又不能放着那么大的窟窿不管,于是对照工具书,将破洞磕磕巴巴地暂时补上了。
等到做完这一切,丹恒一屁股跌坐在船壁边缘,大喘着气,胸膛剧烈起伏,几滴透明的汗珠顺着脸颊滑落,染湿了衣领,留下一块块深色的水渍。
不知道想到了什么,他突然轻笑了一声,像是平静无波的海面翻起了一道象征着欢悦的小小浪花。
尽管此行波折横生、麻烦接踵而至,但说来也怪,丹恒的心底却并无厌烦之感。
他有理有据地判断:“‘我’应该还挺喜欢这种生活的。”
方才与星际海盗的交手更是让他确信,这具身体蕴藏着千锤百炼而成的肌肉记忆,仿佛历经无数真枪实刀的战斗打磨,足以应对前行途中一大部分不期而遇的麻烦。
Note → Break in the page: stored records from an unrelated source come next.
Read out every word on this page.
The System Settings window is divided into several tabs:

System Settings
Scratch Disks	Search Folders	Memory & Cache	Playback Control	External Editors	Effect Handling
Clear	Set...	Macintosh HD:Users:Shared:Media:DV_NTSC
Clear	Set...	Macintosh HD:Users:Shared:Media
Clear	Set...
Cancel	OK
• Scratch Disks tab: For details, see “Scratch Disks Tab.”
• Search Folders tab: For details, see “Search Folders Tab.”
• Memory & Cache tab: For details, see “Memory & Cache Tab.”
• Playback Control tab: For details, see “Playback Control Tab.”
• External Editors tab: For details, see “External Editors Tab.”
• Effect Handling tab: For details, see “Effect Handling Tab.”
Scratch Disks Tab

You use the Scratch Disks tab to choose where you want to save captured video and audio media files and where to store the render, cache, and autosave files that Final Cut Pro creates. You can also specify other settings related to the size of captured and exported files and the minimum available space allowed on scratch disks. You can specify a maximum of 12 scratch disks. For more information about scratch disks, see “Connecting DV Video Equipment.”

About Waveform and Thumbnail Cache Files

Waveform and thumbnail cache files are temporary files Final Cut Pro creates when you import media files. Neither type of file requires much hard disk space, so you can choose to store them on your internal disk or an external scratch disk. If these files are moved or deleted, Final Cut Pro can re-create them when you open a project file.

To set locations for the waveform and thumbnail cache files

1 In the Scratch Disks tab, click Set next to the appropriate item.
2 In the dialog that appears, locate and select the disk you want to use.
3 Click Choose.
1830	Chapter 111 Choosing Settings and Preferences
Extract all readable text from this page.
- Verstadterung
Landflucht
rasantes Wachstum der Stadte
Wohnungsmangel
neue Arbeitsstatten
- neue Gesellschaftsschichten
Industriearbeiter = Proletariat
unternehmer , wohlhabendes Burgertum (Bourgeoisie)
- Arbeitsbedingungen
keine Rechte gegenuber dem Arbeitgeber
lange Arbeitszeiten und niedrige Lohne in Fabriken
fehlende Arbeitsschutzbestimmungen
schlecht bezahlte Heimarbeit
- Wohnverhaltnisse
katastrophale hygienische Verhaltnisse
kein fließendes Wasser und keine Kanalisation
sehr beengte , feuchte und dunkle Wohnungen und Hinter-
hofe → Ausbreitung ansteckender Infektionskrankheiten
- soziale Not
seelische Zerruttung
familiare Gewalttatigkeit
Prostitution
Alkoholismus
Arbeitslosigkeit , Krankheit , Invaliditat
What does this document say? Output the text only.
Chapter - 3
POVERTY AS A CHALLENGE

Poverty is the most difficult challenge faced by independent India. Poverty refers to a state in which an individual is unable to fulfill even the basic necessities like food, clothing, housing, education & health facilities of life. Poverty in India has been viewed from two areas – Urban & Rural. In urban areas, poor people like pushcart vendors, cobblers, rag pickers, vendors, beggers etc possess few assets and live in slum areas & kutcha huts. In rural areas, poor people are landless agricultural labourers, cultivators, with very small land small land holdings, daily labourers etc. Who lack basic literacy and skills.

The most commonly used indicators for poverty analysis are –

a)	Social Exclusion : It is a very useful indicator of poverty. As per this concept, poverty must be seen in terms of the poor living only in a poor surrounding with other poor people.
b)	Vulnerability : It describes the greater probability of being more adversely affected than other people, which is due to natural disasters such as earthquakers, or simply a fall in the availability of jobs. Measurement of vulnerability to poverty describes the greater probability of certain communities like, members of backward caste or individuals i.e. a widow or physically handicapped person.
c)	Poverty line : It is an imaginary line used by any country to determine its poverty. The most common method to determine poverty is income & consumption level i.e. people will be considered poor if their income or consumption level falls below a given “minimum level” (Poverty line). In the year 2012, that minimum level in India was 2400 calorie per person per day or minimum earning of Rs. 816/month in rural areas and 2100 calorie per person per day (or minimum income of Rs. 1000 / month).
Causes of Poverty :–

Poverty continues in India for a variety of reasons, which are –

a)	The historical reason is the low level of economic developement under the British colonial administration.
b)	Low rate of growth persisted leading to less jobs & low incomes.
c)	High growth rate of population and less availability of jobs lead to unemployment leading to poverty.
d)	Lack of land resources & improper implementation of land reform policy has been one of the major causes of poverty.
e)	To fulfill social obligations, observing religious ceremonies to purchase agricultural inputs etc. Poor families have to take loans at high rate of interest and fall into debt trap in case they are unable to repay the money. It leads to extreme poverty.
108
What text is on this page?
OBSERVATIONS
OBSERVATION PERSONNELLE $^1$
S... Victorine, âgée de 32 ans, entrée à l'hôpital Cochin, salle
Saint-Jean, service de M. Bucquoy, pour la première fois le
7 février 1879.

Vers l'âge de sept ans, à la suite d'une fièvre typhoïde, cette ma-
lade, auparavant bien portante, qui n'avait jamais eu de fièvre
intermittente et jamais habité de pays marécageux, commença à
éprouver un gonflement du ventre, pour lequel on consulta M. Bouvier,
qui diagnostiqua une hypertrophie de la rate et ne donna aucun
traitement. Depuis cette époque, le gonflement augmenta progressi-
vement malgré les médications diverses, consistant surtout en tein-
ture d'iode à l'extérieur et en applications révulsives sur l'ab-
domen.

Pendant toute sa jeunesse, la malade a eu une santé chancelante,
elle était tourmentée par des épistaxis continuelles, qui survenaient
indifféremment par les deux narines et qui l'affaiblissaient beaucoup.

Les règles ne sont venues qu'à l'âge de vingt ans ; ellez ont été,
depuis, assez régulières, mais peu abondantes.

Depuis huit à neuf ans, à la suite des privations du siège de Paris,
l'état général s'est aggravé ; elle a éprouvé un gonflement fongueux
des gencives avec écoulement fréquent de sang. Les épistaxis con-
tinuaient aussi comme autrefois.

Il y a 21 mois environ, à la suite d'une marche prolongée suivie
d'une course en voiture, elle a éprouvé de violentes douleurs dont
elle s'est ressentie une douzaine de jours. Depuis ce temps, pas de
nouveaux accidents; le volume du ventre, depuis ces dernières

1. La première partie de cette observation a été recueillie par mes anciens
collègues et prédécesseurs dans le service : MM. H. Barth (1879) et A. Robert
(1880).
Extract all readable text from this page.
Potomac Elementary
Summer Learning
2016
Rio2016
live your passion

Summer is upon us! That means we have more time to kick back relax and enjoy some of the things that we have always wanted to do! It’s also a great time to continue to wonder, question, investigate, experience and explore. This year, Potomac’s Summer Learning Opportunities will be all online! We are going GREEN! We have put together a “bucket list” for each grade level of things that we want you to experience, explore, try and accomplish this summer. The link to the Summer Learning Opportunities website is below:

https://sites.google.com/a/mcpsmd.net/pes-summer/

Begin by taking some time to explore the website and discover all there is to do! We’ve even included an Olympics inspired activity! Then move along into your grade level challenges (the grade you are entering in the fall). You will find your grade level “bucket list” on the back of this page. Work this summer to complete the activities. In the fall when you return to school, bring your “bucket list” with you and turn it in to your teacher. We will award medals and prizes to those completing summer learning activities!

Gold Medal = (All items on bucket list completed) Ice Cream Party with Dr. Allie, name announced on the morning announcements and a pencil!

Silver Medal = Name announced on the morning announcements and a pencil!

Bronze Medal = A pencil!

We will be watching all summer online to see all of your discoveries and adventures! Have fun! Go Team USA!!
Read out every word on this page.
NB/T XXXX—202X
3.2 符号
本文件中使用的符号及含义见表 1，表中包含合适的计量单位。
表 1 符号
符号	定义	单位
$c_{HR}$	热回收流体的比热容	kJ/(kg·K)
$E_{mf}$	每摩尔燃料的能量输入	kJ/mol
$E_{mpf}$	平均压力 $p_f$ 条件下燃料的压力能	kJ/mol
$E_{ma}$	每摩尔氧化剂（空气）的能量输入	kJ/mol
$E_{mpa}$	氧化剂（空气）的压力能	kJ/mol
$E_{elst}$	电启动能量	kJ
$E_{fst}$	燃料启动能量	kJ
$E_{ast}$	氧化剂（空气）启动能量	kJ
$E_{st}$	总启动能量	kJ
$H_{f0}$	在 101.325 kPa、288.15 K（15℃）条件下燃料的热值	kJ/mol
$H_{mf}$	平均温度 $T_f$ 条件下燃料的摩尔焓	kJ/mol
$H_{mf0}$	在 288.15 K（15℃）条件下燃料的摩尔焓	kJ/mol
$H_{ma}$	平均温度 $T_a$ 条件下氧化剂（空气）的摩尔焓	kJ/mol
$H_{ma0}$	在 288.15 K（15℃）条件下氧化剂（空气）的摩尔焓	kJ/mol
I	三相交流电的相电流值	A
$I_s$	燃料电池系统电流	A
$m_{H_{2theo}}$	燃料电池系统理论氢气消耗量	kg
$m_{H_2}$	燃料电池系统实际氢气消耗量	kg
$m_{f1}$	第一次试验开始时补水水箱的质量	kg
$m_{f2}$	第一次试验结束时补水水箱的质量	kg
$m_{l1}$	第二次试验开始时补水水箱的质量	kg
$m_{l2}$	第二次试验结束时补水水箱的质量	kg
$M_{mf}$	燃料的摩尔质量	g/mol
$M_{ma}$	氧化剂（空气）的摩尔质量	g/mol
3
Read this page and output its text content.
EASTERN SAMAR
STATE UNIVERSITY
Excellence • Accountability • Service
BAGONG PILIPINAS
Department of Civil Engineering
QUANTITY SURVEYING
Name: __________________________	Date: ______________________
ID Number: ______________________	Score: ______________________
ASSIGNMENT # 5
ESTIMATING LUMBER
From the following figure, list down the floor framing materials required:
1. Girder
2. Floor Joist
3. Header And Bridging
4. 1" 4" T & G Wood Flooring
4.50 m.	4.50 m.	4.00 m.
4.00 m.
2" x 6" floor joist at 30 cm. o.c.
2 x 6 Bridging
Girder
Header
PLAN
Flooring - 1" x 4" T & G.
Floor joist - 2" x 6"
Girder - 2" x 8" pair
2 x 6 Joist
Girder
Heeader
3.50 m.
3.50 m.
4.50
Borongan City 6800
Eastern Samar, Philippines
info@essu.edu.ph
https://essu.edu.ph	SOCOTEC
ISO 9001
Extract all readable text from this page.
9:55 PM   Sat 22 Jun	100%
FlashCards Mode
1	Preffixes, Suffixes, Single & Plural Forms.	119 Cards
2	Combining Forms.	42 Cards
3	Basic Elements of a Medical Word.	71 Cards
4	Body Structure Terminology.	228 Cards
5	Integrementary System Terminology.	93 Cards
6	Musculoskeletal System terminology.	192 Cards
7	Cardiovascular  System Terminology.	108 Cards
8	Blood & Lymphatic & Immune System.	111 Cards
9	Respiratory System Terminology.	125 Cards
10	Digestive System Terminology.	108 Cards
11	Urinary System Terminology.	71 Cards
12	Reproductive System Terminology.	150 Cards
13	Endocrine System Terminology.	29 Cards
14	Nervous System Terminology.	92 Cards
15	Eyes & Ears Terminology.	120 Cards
他这样想着,下意识将手探入外套内侧,仿佛要取出纸笔进行记录,却猛地一怔,后知后觉地意识到自己并无这些物件傍身了。
看来,即便记忆模糊,某些固有习惯却仍刻在潜意识里,譬如他对书写的依赖。
飞船正按照自动导航平稳航行,趁着这个机会,丹恒闭目凝神,尝试捕捉脑海中残存的记忆。
记忆事件的时间链条断裂,处处勾连不起来,唯有几张模糊的面容与零星的记忆碎片时而浮出水面。
他看见了一个黑发的少年,同样也生着一对碧绿的龙角和一条龙尾巴,眉眼与如今的自己有着八九分相似,莫非是年幼时的他?
他看见了一位身形高大、白发披肩的男子,身覆战甲,居高临下,语气冷硬地说着“凡所治处,不得履踏。”
他还看见了一众手持锁链和束缚器的狱卒,嘴中喊着“十王重犯”……
而自己似乎是主动搭上的公司货船,头也不回地驶离了仙舟罗浮。
丹恒心底一沉,不妙地心想:该死的,他的身份怕是不简单啊。
小青龙就这样被自己的联想吓得心神不宁,忧心忡忡地在船上度过了数日,直至顺利抵达了庇尔波因特空港。
然而,海关人员很快察觉到这艘货船的异常,要求船上人员立即下船接受检查:
“货WE83048的负责人已经向总部汇报了船体的失踪状态,而他如今还未返回总部汇报具体情况。你不在这批船员的名单之中,还请出示身份证明,否则我们只能将你移送监狱进行审问了。”